Sin embargo, todos nacemos con un conjunto de acuerdos sagrados con una autoridad superior que no es de este mundo. Como si de una estrella polar se tratase, hay un Sí-mismo divino que dirige nuestra vida y le da forma para que lleguemos a desarrollar lo que estamos destinados a ser. Tarde o temprano, tendremos que seguir la luz de nuestra propia estrella o correremos el riesgo de perdernos en la noche oscura del alma.
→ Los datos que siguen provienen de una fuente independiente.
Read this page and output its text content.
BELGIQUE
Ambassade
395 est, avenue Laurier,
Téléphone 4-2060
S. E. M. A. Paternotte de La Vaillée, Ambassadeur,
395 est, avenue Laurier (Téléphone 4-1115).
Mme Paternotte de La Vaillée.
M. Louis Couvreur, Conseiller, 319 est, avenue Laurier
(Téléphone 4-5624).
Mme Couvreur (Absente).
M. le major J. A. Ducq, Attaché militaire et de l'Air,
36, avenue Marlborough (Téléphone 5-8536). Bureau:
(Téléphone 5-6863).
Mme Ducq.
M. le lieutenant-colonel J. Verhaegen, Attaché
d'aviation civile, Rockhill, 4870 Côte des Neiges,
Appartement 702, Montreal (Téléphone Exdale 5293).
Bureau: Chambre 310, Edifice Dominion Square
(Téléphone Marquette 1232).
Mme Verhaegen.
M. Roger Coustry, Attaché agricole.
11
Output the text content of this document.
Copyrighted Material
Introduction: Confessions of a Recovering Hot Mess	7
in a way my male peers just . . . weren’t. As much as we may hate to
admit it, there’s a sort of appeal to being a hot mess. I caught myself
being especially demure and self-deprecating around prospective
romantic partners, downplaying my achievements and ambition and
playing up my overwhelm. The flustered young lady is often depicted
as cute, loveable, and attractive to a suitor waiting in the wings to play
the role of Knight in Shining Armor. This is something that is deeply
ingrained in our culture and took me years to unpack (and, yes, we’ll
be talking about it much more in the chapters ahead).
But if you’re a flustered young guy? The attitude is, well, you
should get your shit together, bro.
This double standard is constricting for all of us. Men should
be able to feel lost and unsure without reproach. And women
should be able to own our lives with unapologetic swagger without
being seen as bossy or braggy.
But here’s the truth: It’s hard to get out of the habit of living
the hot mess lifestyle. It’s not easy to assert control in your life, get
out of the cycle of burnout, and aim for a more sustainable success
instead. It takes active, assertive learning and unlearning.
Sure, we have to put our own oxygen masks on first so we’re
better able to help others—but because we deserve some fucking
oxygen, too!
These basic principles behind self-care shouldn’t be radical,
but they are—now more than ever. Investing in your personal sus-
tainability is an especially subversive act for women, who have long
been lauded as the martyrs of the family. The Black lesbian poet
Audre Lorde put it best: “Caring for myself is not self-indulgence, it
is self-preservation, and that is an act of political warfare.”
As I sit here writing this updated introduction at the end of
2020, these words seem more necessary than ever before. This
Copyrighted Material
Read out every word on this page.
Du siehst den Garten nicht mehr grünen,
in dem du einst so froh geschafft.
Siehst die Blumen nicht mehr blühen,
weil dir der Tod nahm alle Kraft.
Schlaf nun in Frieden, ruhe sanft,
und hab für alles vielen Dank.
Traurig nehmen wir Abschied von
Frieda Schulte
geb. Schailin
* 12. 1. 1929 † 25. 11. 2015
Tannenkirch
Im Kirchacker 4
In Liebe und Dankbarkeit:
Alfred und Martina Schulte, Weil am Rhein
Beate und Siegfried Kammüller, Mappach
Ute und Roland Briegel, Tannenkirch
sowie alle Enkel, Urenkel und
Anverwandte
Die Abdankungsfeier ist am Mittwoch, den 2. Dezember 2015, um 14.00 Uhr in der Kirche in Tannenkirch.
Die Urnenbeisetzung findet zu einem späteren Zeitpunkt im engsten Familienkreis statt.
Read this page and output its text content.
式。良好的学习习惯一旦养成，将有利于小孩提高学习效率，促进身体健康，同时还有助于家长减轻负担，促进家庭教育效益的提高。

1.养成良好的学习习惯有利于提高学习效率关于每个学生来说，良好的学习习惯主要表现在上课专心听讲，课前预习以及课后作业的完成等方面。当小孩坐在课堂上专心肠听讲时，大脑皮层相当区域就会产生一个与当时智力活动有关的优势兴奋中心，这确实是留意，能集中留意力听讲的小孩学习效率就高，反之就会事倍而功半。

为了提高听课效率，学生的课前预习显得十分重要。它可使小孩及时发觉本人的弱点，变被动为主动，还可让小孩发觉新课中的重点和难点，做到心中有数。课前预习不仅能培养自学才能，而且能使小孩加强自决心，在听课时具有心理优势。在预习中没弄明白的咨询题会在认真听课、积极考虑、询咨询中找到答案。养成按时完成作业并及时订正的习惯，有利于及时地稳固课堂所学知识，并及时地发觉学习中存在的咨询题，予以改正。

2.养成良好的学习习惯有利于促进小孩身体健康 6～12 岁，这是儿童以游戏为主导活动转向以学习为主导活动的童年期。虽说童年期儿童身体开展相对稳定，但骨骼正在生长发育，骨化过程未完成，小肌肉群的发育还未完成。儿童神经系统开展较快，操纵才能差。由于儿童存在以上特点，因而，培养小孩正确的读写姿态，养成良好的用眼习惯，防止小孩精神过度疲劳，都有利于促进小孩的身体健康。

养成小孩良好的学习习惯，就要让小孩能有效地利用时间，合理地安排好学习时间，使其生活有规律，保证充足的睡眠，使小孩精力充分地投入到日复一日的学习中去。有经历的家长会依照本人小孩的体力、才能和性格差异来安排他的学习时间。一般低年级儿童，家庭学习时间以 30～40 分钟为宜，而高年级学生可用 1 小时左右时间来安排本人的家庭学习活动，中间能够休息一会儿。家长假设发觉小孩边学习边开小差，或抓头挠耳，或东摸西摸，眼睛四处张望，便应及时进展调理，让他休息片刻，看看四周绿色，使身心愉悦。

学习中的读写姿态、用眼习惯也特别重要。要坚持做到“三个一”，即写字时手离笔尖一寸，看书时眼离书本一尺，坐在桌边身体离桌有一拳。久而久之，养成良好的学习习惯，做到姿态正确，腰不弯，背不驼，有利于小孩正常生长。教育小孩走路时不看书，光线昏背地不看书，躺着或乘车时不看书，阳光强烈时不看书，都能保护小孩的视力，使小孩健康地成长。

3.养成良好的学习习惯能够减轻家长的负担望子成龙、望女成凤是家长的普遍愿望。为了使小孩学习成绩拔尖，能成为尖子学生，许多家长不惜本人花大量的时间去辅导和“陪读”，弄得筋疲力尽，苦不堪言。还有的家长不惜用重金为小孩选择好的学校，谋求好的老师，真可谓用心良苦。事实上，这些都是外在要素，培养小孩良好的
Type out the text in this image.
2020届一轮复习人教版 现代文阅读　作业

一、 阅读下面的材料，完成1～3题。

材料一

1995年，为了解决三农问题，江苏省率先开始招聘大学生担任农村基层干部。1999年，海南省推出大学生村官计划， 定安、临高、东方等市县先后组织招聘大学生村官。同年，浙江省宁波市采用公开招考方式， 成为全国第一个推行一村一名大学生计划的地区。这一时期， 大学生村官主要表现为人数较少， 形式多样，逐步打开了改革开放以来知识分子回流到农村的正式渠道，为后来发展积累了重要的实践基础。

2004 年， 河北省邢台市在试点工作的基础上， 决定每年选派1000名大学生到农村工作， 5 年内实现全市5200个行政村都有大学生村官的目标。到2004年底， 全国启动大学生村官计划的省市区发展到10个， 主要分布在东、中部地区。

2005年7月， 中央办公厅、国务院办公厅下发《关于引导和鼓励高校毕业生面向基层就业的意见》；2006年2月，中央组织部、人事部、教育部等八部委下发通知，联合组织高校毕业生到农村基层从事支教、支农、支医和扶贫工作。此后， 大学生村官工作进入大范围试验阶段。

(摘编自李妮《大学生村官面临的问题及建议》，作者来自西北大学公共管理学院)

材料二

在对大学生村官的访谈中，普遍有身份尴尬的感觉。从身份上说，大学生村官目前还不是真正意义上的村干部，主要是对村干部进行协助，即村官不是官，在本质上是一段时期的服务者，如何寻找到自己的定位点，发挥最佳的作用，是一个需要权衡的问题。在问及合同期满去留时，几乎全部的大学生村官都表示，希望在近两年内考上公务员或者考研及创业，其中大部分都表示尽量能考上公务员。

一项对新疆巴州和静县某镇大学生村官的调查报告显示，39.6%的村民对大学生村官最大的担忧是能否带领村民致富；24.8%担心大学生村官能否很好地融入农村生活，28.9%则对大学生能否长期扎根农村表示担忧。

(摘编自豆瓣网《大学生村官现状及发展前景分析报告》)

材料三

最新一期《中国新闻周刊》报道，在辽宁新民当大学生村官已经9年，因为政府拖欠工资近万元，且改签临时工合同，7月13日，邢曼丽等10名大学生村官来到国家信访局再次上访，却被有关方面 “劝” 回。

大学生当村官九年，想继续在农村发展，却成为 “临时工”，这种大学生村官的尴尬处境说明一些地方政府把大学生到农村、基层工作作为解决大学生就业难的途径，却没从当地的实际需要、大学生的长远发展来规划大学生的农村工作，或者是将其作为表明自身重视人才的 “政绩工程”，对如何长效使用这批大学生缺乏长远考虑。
Muchas veces, cuando nuestra estrella polar empieza a manifestarse, nuestra familia o comunidad nos repudia, infravalora o critica, en ese momento tan crucial para nosotros. Uno de los típicos pactos de silencio de la falsa pertenencia es que sigas siendo un seguidor. Los problemas empiezan cuando intentas asumir el papel de líder. El grupo se siente amenazado por la sexualidad, el carisma, la inteligencia o la creatividad emergente, que altera el orden de las cosas. En cierto modo, la aparición de tu estrella podría ser interpretada como la degradación o la pérdida de protagonismo de otra persona. La propia existencia de tu estrella pone en peligro a las jerarquías. ¿Puede haber más de una estrella en la familia?

Y nuestra estrella se niega a emerger. Tal vez por miedo a perder la pertenencia; o por la falta de resiliencia a causa de haber sido menospreciados o no haber tenido ayuda en el pasado. Pero muchas veces somos nosotros mismos los que saboteamos la aparición de nuestro yo estelar. Y no lo hacemos una vez, sino continuamente, alejándonos de las oportunidades, de las conversaciones difíciles, de los desacuerdos, incluso de los atuendos llamativos, de las emociones fuertes, de la torpeza, y nos recluimos en nuestra inhibición por temor al conflicto.

La diferencia entre «encajar» y pertenecer es que la primera, por definición, implica recortar nuestra plenitud a cambio de la aceptación. Como sucede en la versión original del cuento de Cenicienta, de los hermanos Grimm, las hermanastras, literalmente, se cortan los dedos de los pies para que les entre el diminuto zapato. La falsa pertenencia prefiere que controlemos nuestra lengua, mantengamos alejado el caos y realicemos una tarea repetitiva que reprima nuestra tendencia natural a crecer.

Puede que vivamos un tiempo en esos lugares sin intentar cambiar nada para no empeorar las cosas, y que aceptemos sus beneficios sin pensar en lo que nos cuestan. El problema está cuando esos pactos ocultos reclaman su cumplimiento. Quizás siempre lo habíamos sabido y, sencillamente, ya no podemos seguir ignorándolo. Tal vez el precio empieza a ser demasiado alto. Quizás nuestro despertar se deba a algún conflicto, enfermedad o pérdida. Pero siempre llega un momento a partir del cual no podemos seguir comprometiéndonos. Aunque la falsa pertenencia puede ser útil e instructiva durante un tiempo, el alma se inquieta cuando llega a un techo de cristal, a una restricción que nos impide avanzar. Puede que reculemos durante algún tiempo ante esta limitación, pero a medida que vamos creciendo en nuestra verdad, la barrera invisible empieza a asfixiarnos y se debilita nuestra lealtad al pensamiento grupal.